Specific Objectives of course:
This course is designed to teach the students about numerical methods and their theoretical bases. The course aims at inculcating in the students the skill to apply various techniques in numerical analysis, understand and do calculations about errors that can occur in numerical methods and understand and be able to use the basics of matrix analysis.
Floating point arithmetic, approximations and errors.
Methods for the solution of nonlinear equations:
Bisection method, regula-falsi method, fixed point iteration method, Newton-Raphson method, secant method, error analysis for iterative methods.
Interpolation and polynomial approximation:
Lagrange interpolation, Newton’s divided difference formula, forward, backward and centered difference formulae, interpolation with a cubic spline, Hermite interpolation, least squares approximation.

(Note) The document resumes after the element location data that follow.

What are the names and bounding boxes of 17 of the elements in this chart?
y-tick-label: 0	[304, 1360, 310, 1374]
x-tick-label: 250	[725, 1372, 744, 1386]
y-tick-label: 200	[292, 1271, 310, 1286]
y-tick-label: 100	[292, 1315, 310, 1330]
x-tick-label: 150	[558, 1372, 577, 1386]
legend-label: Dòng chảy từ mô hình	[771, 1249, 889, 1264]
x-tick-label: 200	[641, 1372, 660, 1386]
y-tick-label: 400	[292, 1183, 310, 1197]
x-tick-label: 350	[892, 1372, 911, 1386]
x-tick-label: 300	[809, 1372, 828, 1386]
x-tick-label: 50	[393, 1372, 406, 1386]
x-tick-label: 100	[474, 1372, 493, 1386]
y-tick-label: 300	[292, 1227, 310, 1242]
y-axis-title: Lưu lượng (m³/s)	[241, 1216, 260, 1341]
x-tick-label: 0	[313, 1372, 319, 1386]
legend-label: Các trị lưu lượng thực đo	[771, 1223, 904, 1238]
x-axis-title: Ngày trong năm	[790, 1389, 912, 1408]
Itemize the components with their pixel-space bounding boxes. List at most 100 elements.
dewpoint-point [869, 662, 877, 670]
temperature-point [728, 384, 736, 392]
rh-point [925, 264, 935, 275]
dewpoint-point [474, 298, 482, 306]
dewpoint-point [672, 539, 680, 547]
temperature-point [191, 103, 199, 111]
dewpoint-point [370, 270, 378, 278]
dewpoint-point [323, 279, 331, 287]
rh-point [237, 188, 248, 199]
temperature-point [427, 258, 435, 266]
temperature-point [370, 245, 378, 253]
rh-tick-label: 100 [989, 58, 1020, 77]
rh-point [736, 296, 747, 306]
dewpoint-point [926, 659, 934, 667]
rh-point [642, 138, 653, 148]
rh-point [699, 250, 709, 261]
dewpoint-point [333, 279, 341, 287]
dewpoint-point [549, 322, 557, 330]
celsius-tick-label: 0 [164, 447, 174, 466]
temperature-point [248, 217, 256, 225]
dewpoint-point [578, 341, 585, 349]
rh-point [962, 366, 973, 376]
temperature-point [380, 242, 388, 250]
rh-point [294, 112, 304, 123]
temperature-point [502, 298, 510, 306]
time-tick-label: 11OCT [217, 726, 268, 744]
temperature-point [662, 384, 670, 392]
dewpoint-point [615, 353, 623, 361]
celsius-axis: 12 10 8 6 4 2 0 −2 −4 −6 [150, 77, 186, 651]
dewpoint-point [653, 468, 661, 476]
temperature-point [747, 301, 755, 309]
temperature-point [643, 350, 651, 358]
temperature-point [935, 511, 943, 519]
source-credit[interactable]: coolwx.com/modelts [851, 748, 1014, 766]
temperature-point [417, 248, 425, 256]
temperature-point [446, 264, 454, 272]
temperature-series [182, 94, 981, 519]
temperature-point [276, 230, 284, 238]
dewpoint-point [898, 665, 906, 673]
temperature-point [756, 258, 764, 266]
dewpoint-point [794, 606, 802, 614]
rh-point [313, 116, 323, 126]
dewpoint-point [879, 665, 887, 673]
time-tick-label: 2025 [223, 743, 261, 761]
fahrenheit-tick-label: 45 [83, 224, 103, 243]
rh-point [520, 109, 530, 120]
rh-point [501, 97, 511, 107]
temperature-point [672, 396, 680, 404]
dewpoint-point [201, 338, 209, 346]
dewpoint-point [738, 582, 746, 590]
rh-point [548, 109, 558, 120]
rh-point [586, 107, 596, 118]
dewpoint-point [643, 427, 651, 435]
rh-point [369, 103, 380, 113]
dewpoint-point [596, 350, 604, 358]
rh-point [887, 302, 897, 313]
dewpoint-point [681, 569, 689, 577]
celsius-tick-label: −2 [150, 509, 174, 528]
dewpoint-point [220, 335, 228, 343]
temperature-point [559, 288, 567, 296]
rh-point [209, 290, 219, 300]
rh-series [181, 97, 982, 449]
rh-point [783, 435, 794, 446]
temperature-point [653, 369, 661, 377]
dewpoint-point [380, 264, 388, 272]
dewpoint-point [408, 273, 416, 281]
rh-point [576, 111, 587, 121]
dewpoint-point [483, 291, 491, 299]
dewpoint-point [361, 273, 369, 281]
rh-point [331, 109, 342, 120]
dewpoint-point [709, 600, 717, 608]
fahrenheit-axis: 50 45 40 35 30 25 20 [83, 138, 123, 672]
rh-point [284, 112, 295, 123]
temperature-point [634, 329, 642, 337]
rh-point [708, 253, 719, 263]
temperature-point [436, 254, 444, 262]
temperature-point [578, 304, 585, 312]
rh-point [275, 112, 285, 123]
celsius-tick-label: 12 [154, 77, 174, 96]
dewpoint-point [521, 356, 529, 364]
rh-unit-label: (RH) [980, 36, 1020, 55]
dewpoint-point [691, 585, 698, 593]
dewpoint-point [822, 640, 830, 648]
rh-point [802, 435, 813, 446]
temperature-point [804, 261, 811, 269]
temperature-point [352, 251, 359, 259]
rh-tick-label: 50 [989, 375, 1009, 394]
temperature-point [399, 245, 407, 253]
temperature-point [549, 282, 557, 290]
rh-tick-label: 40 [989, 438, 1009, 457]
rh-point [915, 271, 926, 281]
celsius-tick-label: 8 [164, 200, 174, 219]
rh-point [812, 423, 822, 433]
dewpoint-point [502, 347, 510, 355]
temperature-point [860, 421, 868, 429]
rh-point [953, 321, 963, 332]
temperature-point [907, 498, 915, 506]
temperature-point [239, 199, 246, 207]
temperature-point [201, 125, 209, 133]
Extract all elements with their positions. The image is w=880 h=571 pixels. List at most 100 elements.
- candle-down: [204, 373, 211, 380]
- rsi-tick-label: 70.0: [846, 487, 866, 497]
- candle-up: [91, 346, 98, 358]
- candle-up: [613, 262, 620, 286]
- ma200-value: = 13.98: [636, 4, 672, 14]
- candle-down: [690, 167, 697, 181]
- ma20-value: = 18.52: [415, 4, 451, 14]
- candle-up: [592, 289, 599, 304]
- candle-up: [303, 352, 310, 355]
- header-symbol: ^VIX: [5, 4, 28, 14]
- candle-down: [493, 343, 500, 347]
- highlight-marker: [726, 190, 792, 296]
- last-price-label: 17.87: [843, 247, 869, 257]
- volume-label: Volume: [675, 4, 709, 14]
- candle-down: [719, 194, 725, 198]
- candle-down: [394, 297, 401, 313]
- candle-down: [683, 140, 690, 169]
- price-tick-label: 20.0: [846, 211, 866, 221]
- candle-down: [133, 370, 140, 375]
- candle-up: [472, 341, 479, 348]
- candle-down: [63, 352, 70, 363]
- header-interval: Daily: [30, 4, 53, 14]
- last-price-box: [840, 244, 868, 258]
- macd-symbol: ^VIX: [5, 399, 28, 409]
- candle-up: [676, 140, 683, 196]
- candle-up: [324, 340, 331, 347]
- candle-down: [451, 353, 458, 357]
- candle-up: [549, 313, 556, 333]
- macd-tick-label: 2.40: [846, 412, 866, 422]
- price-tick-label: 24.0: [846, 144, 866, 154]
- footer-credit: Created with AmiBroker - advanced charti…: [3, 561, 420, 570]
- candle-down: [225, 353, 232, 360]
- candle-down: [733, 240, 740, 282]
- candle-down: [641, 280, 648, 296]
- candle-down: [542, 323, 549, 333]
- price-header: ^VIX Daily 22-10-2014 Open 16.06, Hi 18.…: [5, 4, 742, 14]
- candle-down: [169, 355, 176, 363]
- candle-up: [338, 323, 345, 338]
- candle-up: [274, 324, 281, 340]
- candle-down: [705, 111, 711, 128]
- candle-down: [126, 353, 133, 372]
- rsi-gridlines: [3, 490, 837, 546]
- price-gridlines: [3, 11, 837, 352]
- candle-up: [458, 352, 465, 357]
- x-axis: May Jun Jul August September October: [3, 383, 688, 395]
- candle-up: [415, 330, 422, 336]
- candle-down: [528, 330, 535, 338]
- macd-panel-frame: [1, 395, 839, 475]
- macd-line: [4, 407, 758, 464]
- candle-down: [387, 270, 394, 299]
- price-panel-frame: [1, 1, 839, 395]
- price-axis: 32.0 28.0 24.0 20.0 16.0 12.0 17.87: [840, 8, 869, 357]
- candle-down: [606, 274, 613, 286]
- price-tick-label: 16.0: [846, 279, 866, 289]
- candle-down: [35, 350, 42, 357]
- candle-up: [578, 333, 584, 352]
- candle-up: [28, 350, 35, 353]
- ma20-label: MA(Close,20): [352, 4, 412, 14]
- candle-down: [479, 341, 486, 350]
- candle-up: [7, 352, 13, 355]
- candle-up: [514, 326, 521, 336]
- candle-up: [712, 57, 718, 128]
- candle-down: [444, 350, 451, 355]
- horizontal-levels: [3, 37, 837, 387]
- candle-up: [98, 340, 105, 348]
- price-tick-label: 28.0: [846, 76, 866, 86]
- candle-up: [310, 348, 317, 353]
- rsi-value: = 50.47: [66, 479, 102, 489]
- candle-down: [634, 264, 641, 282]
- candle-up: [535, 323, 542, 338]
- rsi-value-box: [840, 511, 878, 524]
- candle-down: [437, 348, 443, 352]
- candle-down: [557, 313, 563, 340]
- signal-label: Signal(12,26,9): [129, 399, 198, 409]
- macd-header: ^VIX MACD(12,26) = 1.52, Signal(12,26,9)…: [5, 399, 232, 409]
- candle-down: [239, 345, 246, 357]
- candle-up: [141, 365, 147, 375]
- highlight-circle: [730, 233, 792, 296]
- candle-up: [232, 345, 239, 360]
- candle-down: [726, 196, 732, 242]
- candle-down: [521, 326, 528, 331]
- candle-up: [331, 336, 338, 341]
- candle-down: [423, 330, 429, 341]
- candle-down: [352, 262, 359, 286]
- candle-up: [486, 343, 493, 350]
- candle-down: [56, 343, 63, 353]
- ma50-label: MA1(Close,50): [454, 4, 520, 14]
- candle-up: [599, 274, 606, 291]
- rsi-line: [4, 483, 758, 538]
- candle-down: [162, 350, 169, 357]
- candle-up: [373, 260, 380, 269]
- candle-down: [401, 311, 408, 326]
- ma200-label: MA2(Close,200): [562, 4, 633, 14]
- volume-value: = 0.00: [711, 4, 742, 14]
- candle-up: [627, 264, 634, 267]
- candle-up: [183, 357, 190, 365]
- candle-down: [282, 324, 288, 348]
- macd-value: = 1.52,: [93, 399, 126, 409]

Forward, backward and central difference formulae, Richardson’s extrapolation.
Rectangular rule, trapezoidal rule, Simpson’s 1/3 and 3/8 rules, Boole’s and Weddle’s rules, Newton-Cotes formulae, Gaussian quadrature.
Numerical solution of a system of linear equations:
Direct methods: Gaussian elimination method, Gauss-Jordan method; matrix inversion; LU-factorization; Doolittle’s, Crout’s and Cholesky’s methods, Iterative methods: Jacobi, Gauss-Seidel and SOR. The use of software packages/programming languages for above mentioned topics is recommended.